Hayle accepted the commission joyfully, knowing nothing of Felizardo, of whom he now heard for the first time. He was in the service purely for the sake of excitement and experience, and this task of clearing those mountains, which he had so often admired, of a gang of brigands and murderers seemed to promise him both. That same night, after dinner, he went to the Orpheum, the music-hall of Manila, and, meeting Clancy of the Manila Star in the entrance, was taken into the Press box, whence you can obtain the finest view of those young ladies who are imported at vast expense, and apparently with only part of their wardrobes, from Australia and the China Coast to elevate and amuse the public of Manila.

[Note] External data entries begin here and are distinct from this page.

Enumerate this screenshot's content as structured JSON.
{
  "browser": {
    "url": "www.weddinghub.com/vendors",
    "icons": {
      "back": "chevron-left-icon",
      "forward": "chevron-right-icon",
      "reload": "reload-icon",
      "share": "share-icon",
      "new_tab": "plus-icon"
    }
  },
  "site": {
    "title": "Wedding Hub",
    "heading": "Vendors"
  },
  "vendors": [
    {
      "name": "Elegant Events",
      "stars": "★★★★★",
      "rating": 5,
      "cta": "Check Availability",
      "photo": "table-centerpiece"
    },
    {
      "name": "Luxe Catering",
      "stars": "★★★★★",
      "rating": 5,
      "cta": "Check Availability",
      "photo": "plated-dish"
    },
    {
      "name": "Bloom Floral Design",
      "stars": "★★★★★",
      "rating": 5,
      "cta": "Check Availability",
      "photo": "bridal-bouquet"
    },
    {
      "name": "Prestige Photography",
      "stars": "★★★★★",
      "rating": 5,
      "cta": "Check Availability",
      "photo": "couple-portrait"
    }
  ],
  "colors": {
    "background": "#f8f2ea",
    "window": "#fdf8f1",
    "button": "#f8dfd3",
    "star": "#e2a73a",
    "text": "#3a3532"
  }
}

Clancy had known the Philippines in the Spanish days, and Basil turned to him for information.
“Ever heard of a ladrone called Felizardo?” he asked,
“No”—Clancy had a passion for correct expressions—“but I have heard of an old man called Felizardo, who for the last five-and-twenty years has been recognised by the Spaniards as the chief of that range of mountains over there. He was an outlaw, certainly, but a regular ladrone, never. The Spaniards were too wise to worry him, and he left them alone. Why, what’s the matter with him now? Has he been hanging any more patriots?”
“No, only I’ve got to go out and catch him, and break up his band.” There was a note of defiance in Hayle’s voice. He was young, after all, a bare eight-and-twenty, and he did not like even the possibility of ridicule.